Исполненный достоинства, он направился к себе в комнату, чтобы продолжить работу над новым романом. Писалось отлично. Слова слетали на бумагу с кончика ручки так же легко, как вылетают трели из клюва голосистой птахи. Исписав несколько листков чистой белой бумаги, Розанов с удовлетворением подержал их на весу в руке и сказал: «У них своя тяжкая ноша, у меня своя».
Остаток дня он спорил с критиком Кривоглазовым об этимологии слова «дебелый». Розанов утверждал, что это слово заимствовано из украинского разговорного языка: «дэбэлы». Критик же, напротив, доказывал, что это чисто литературное русское слово — «белый», но с французской приставкой «де». Оба они увлеклись и говорили на повышенных тонах.
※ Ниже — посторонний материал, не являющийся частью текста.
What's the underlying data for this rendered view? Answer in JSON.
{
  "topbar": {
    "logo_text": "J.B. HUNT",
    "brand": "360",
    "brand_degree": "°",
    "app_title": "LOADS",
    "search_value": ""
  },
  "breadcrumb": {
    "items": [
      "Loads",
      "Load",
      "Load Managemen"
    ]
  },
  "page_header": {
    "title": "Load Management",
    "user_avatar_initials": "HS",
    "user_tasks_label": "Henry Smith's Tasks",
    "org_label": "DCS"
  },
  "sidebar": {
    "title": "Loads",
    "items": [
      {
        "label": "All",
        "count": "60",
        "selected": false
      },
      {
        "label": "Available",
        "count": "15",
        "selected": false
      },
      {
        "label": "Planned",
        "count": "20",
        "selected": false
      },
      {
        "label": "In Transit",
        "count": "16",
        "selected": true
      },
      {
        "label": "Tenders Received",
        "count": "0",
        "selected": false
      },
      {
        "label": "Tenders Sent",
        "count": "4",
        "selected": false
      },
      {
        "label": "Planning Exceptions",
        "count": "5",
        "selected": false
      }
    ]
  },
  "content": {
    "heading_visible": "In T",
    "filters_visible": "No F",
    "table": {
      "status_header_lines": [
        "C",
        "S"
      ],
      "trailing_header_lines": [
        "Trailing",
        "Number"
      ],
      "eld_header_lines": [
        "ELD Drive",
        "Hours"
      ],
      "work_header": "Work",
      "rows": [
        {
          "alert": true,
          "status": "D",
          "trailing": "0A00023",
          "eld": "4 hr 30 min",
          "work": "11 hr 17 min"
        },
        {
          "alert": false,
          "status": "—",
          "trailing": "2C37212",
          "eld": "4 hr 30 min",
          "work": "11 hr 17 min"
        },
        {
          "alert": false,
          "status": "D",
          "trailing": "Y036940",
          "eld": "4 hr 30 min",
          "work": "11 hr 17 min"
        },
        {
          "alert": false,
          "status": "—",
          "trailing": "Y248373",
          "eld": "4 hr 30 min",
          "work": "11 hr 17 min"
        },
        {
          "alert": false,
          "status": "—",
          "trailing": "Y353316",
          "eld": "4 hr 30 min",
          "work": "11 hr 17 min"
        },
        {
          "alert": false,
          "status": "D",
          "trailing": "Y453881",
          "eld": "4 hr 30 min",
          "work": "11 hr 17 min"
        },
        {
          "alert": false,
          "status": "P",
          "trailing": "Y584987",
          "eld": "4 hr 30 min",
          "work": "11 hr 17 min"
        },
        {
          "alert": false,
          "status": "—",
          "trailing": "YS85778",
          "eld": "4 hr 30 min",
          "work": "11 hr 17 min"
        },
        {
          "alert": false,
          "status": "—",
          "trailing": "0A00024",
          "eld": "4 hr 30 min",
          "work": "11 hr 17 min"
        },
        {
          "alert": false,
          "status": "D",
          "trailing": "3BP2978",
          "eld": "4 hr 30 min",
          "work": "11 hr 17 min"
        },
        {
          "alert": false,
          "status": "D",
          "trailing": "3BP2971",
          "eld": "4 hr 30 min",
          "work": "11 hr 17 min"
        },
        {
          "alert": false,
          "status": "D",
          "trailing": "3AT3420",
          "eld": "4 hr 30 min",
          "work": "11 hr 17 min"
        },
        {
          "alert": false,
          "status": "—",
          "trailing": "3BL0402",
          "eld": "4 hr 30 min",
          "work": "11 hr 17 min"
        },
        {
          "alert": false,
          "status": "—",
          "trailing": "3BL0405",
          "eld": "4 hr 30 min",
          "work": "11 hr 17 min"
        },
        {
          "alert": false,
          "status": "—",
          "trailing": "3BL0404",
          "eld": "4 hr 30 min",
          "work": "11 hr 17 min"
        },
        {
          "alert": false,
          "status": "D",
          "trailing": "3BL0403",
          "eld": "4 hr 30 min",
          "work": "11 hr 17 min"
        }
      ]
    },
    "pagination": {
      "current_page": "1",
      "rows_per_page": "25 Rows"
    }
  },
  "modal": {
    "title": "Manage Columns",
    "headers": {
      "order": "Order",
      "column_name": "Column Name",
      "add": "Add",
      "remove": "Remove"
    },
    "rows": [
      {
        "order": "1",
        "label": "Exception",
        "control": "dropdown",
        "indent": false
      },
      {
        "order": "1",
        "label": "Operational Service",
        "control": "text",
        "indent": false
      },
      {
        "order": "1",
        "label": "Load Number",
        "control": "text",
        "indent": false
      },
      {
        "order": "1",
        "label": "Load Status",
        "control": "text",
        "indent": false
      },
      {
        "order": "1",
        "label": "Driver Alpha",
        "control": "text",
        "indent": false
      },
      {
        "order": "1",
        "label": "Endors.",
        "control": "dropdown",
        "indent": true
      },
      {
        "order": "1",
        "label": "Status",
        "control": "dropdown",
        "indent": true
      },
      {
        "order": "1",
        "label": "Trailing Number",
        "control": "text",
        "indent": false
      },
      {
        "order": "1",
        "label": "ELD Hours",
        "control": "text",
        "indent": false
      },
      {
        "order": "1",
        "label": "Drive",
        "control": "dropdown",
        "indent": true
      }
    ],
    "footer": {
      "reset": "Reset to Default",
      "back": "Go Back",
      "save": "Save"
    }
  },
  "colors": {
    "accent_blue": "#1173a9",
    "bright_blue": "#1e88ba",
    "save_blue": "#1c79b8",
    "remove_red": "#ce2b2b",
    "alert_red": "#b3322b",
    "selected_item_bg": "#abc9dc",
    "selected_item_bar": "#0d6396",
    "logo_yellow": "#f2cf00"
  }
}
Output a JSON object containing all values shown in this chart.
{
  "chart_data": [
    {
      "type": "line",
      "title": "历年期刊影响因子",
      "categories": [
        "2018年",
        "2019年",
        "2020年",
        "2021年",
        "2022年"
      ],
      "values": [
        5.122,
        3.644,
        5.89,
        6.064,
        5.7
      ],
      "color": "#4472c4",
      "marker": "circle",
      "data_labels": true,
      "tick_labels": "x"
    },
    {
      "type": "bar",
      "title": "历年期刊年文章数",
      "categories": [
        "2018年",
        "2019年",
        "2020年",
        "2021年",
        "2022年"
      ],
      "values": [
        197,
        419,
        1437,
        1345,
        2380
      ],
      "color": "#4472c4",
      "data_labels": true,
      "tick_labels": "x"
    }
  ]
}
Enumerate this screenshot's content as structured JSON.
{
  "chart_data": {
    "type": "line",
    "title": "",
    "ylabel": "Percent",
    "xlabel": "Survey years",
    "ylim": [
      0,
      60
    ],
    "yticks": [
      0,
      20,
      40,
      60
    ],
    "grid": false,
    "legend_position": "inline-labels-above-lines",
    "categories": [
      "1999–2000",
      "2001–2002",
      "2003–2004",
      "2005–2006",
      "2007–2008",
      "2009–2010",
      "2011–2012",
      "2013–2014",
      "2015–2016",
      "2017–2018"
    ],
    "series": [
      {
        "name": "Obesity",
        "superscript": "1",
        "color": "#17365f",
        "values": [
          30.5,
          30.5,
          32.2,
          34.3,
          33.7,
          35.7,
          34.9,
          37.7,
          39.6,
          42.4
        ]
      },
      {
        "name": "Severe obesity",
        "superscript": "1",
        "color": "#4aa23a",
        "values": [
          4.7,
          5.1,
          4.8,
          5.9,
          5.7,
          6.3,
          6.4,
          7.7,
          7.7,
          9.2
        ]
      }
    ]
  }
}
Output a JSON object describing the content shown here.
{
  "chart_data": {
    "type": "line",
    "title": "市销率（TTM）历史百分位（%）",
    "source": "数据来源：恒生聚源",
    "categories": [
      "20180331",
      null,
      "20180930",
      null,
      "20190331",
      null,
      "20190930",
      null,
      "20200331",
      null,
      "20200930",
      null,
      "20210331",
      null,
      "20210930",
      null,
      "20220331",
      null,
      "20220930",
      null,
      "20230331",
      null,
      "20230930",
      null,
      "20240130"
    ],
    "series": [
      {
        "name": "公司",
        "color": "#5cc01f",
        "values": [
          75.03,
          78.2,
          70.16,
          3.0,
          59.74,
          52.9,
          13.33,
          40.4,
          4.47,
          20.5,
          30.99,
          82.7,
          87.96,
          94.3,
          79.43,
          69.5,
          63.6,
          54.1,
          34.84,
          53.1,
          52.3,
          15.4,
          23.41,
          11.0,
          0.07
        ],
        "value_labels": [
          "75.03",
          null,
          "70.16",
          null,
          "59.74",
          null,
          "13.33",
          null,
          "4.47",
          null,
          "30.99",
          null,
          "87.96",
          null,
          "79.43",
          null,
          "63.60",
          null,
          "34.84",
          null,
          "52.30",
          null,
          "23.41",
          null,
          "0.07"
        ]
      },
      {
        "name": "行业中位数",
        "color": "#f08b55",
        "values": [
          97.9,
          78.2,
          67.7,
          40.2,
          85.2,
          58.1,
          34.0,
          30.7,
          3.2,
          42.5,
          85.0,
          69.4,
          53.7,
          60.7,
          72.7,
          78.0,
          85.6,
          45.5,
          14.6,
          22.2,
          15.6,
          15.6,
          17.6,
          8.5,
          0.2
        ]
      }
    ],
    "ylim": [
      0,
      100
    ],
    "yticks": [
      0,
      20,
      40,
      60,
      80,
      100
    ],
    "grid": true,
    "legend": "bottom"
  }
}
Розанов так разгорячился, что поужинал с необыкновенным аппетитом. Зато спал беспокойно, хотя и принял перед сном несколько капель модной сейчас настойки пиона. Ему снились «дебелые» люди. А если уж говорить точнее — женского пола. И почему-то только молодые.
Рано утром его разбудили прикосновением теплые пальчики солнечных лучей. Розанов понял, что больше не заснет, и вышел на крыльцо подышать свежим воздухом. Было пять часов утра. Птицы неистовствовали, солнечные косые столбы пронизывали зеленые кроны берез, лип, сосен, елей. На венчиках цветов и на стебельках травы искрились тысячи бриллиантиков росы. «Прелестно, прелестно! — бормотал Розанов. — Такое прелестное утро. Сейчас я придумаю какой-нибудь гениальный сюжет. Или хотя бы одну гениальную фразу… — Он полной грудью вдохнул свежий утренний воздух и зажмурился. — Прелестно, прелестно!»